The historic occupants of what is now the town of Tuxedo were the Lenni-Lenape Indians, a branch of the large Algonquian language family of Native Americans, whose different branches lived along the East Coast from Canada through the Upper South. The Lenape named the largest lake in the area Tucseto, meaning either "place of the bear" or "clear flowing water." European-American colonists later adopted that name for the town they developed.
Some Lenape stayed in villages in the Ramapo Mountains, having migrated west from Connecticut. They gradually intermarried with other ethnic groups in what was long a relatively remote frontier. They maintained a culture and community of their own in this area on both sides of the later border with New Jersey. The Ramapough Mountain Indians have been recognized by New Jersey as a Native American tribe.

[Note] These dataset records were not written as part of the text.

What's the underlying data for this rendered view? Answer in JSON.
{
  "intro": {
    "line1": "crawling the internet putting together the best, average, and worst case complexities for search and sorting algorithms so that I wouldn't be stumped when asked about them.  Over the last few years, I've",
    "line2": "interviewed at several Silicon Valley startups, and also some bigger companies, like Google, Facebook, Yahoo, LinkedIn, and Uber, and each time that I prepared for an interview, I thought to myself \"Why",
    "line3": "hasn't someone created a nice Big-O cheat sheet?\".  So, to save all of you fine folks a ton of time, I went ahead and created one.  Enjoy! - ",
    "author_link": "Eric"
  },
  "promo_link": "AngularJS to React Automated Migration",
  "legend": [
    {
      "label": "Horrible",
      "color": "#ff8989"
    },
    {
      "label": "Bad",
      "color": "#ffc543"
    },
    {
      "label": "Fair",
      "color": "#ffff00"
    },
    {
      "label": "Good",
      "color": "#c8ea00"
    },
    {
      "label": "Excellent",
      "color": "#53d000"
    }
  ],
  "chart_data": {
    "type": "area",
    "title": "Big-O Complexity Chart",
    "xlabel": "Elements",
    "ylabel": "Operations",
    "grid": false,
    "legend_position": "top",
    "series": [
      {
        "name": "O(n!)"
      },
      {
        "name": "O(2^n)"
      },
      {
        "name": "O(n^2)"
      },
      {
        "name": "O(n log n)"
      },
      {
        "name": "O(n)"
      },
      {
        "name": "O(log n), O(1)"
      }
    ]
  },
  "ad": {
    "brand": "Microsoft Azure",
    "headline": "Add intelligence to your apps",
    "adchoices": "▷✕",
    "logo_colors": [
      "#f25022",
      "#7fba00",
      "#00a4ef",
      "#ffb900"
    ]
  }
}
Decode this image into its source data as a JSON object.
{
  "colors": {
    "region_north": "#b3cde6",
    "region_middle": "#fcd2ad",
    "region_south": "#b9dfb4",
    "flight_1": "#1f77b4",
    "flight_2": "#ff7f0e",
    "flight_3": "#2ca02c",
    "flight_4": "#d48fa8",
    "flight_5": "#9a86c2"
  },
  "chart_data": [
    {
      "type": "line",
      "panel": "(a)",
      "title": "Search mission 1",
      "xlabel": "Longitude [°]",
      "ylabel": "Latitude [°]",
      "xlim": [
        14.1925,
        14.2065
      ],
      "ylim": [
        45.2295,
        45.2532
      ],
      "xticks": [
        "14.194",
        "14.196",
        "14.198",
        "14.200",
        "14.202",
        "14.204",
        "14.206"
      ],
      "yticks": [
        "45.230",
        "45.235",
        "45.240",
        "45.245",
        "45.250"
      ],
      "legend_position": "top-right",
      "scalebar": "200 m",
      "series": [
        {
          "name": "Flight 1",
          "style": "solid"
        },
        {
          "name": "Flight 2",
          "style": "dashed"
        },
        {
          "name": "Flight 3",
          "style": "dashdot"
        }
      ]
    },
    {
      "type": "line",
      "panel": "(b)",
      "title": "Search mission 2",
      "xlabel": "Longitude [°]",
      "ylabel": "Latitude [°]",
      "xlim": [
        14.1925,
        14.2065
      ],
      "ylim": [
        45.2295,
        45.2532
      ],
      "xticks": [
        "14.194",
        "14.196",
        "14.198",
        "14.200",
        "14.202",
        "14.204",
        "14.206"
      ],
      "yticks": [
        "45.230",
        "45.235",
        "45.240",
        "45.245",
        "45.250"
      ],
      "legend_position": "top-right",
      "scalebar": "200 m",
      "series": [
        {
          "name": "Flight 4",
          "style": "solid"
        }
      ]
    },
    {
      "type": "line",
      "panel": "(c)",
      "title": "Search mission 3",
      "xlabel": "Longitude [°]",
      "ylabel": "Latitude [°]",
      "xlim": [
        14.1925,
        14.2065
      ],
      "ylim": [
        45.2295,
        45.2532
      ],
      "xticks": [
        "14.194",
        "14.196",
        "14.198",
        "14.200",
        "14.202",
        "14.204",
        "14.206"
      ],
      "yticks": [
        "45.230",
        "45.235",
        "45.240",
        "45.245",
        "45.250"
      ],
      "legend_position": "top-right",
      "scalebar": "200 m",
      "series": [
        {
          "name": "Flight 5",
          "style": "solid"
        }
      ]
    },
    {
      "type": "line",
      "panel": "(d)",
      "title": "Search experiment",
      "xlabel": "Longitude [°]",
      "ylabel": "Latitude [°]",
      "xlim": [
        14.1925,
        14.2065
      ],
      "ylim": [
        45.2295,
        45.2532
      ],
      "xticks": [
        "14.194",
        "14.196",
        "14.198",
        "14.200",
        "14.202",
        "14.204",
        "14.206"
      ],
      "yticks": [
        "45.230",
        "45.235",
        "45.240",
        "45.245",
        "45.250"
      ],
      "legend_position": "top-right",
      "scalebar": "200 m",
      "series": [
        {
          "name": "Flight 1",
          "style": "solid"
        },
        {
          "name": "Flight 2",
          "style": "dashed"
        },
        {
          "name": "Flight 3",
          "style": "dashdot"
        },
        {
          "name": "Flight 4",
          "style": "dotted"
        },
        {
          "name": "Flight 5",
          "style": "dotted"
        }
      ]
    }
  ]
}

In the 18th century, ethnic English and German colonists settled in the area. The men mostly worked at the nearby Stirling Iron Works in neighboring Ringwood, New Jersey, as did some of the Ramapough Mountain Indians. Ringwood has been one of their centers of settlement. Several men from the Tuxedo area served in the Revolutionary War.
In 1779 the rebel government built the Continental Road from Eagle Valley through the present-day village of Tuxedo Park to what is now Route 17 near Warwick Brook Road. The first industry in Tuxedo was the Augusta Forge at the falls on the Ramapo River, founded by Solomon Townsend in 1783, soon after the end of the war.